В один тусклый и туманный день, после полудня, мистер Лорри сидел у своей конторки, а Чарльз Дарней стоял возле, облокотившись на нее, и вполголоса беседовал со стариком. Тесная каморка, в прежнее время предназначавшаяся для личных переговоров с главой фирмы, превратилась теперь в контору для обмена вестей и была битком набита посетителями. Время дня было за полчаса до закрытия конторы.
— Хотя я и знаю, что моложе вас никого на свете не бывает, — говорил Чарльз Дарней недоумевающим тоном, — а все-таки я позволю себе напомнить вам…
— Понимаю. Вы хотите сказать, что я уж слишком стар? — сказал мистер Лорри.
— Нет, но погода стоит переменная, путь дальний, способы сообщения плохие, вся страна в расстройстве, а в городе даже и для вас может быть небезопасно.
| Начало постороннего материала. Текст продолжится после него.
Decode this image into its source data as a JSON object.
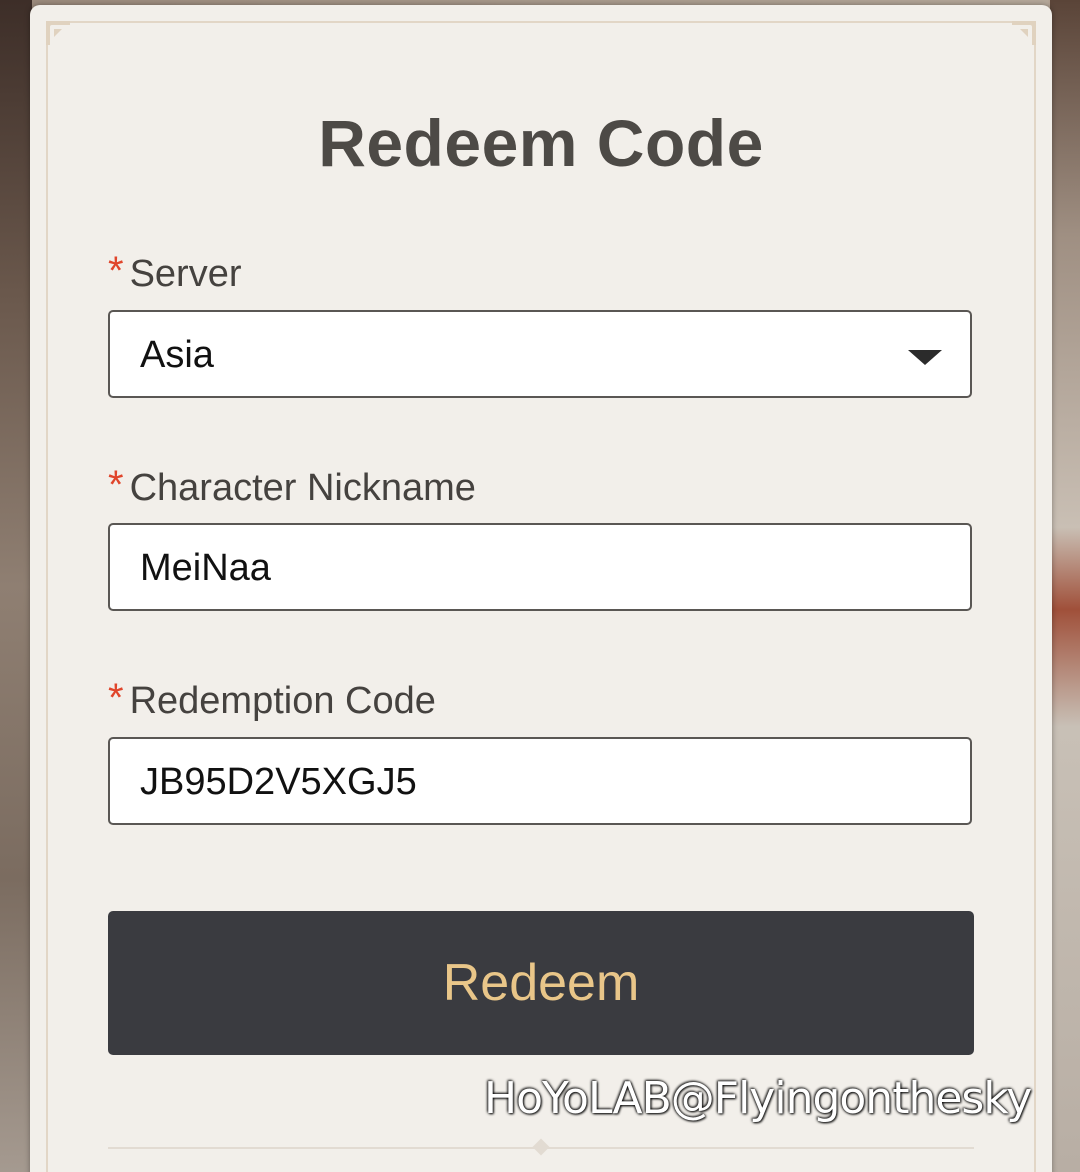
{
  "dialog": {
    "title": "Redeem Code"
  },
  "fields": {
    "server": {
      "required_mark": "*",
      "label": "Server",
      "value": "Asia"
    },
    "nickname": {
      "required_mark": "*",
      "label": "Character Nickname",
      "value": "MeiNaa"
    },
    "code": {
      "required_mark": "*",
      "label": "Redemption Code",
      "value": "JB95D2V5XGJ5"
    }
  },
  "actions": {
    "redeem_label": "Redeem"
  },
  "watermark": {
    "text": "HoYoLAB@Flyingonthesky"
  },
  "colors": {
    "button_bg": "#3a3b40",
    "button_text": "#e9c689",
    "required_mark": "#e0452b",
    "card_bg": "#f2efea"
  }
}
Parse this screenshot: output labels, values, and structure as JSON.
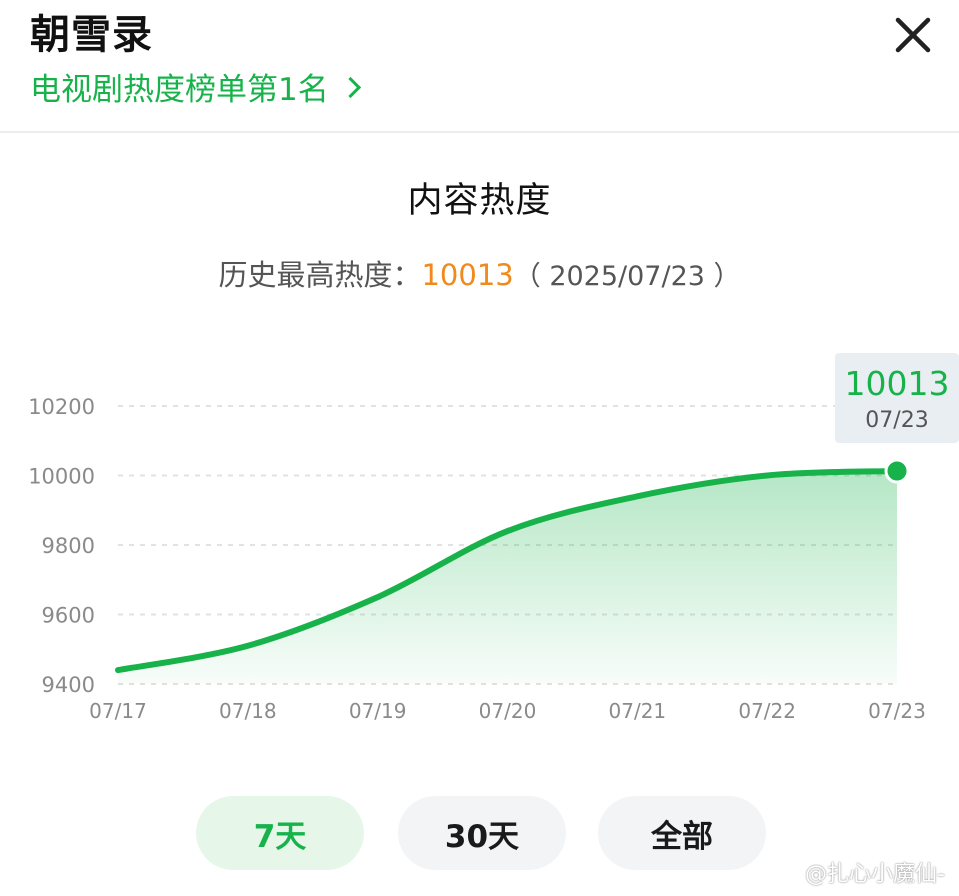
{
  "header": {
    "title": "朝雪录",
    "subtitle": "电视剧热度榜单第1名"
  },
  "section": {
    "title": "内容热度",
    "peak_label": "历史最高热度：",
    "peak_value": "10013",
    "peak_date": "（ 2025/07/23 ）"
  },
  "chart_data": {
    "type": "area",
    "categories": [
      "07/17",
      "07/18",
      "07/19",
      "07/20",
      "07/21",
      "07/22",
      "07/23"
    ],
    "series": [
      {
        "values": [
          9440,
          9510,
          9650,
          9840,
          9940,
          10000,
          10013
        ]
      }
    ],
    "ylim": [
      9400,
      10200
    ],
    "yticks": [
      "10200",
      "10000",
      "9800",
      "9600",
      "9400"
    ],
    "grid": true,
    "line_color": "#17b34a",
    "fill_color": "#17b34a",
    "tooltip": {
      "value": "10013",
      "date": "07/23"
    }
  },
  "tabs": [
    {
      "label": "7天",
      "active": true
    },
    {
      "label": "30天",
      "active": false
    },
    {
      "label": "全部",
      "active": false
    }
  ],
  "colors": {
    "accent": "#17b34a",
    "peak": "#f08a1c"
  },
  "watermark": "@扎心小魔仙-"
}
— Милый мой Чарльз, — сказал мистер Лорри с бодрой уверенностью, — вы коснулись нескольких причин, которые скорее побуждают меня ехать, чем оставаться. Для меня никакой опасности быть не может. Кому охота возиться с человеком, которому скоро уж стукнет восемьдесят лет, тогда как много есть народу и помоложе меня. Что до того, что в городе царствует неурядица, ведь в этом и дело все: не будь там неурядицы, не было бы надобности посылать из здешней конторы в тамошнюю доверенного человека, который досконально был бы знаком и с городом, и с делом и на кого притом Тельсон мог бы вполне положиться. Что же касается плохих дорог, длинного пути и зимней погоды, правда, это все представляет некоторые неудобства, но кто же, как не я, готов переносить их ради пользы Тельсона?
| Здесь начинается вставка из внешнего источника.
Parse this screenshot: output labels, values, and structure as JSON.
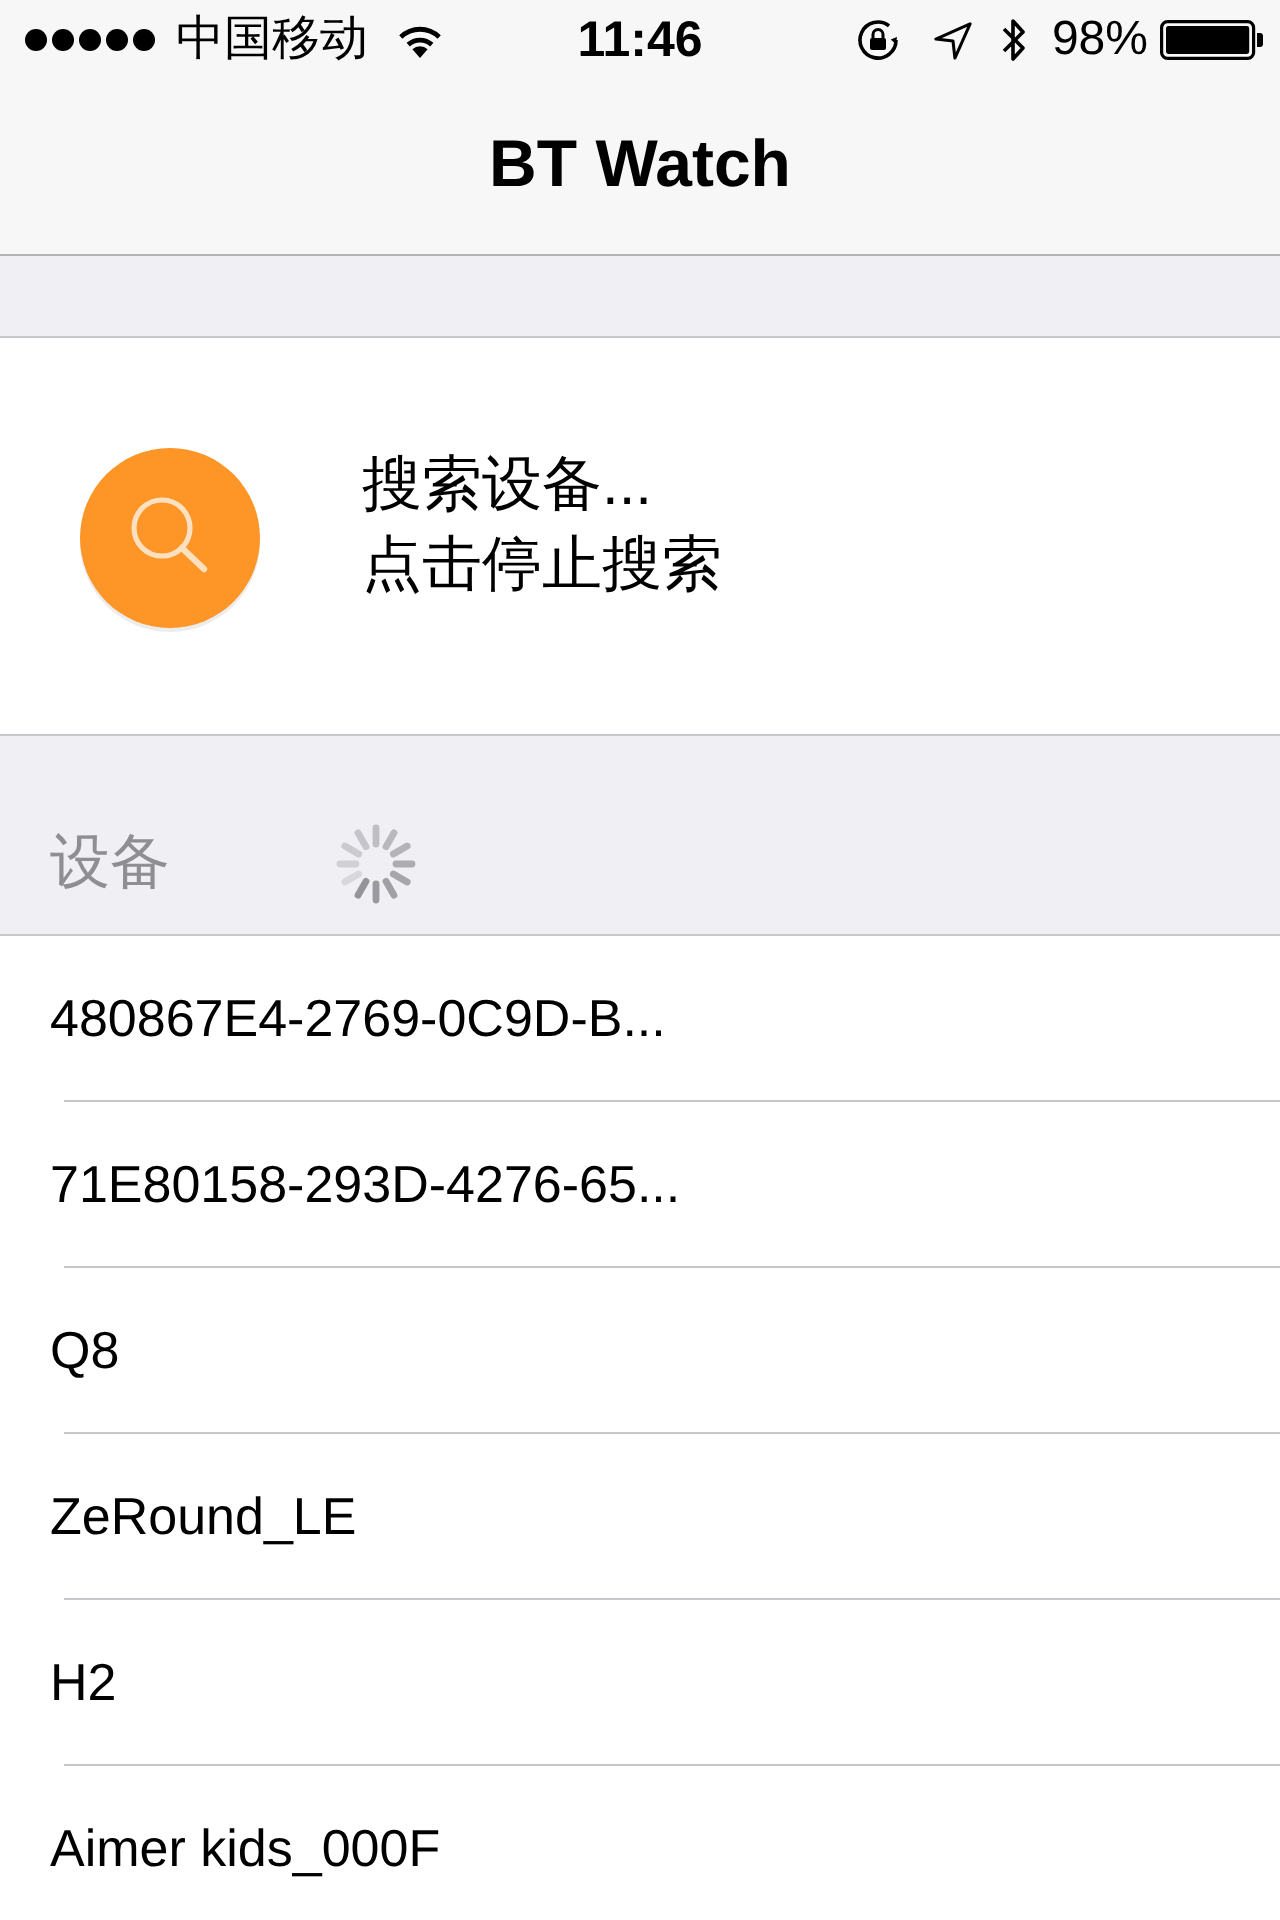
{
  "status_bar": {
    "carrier": "中国移动",
    "time": "11:46",
    "battery": "98%"
  },
  "nav": {
    "title": "BT Watch"
  },
  "search": {
    "status": "搜索设备...",
    "hint": "点击停止搜索"
  },
  "devices": {
    "header": "设备",
    "loading": true,
    "items": [
      {
        "name": "480867E4-2769-0C9D-B..."
      },
      {
        "name": "71E80158-293D-4276-65..."
      },
      {
        "name": "Q8"
      },
      {
        "name": "ZeRound_LE"
      },
      {
        "name": "H2"
      },
      {
        "name": "Aimer kids_000F"
      }
    ]
  }
}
— Мне бы самому хотелось поехать, — проговорил Чарльз Дарней, тревожно и как бы нечаянно подумав вслух.
— В самом деле? Вот и спрашивай у него советов и указаний! — воскликнул мистер Лорри. — Вам бы хотелось самому поехать? А еще природный француз! Нечего сказать, мудрый советчик.
— Дорогой мистер Лорри, именно потому, что я природный француз, эта мысль и приходит мне в голову очень часто, хотя, признаюсь, я высказал ее здесь совершенно нечаянно. Как-то невольно думается, что когда до некоторой степени сочувствуешь этому несчастному народу и кое-чем даже поступился в его пользу (эти слова он произнес задумчиво и как бы тоже нечаянно), то имеешь право ожидать, что тебя послушают, и, может быть, удалось бы их убедить, что необходимо, наконец, умерить эти разнузданные страсти. Вчера вечером, после того как вы от нас ушли, мы разговорились об этом с Люси…
— Разговорились с Люси, так-так! — перебил его мистер Лорри. — Постыдились бы поминать имя Люси, коли помышляете в такую пору ехать во Францию!
— Но ведь я не еду! — сказал Чарльз Дарней, улыбаясь. — А вот вы так намереваетесь ехать!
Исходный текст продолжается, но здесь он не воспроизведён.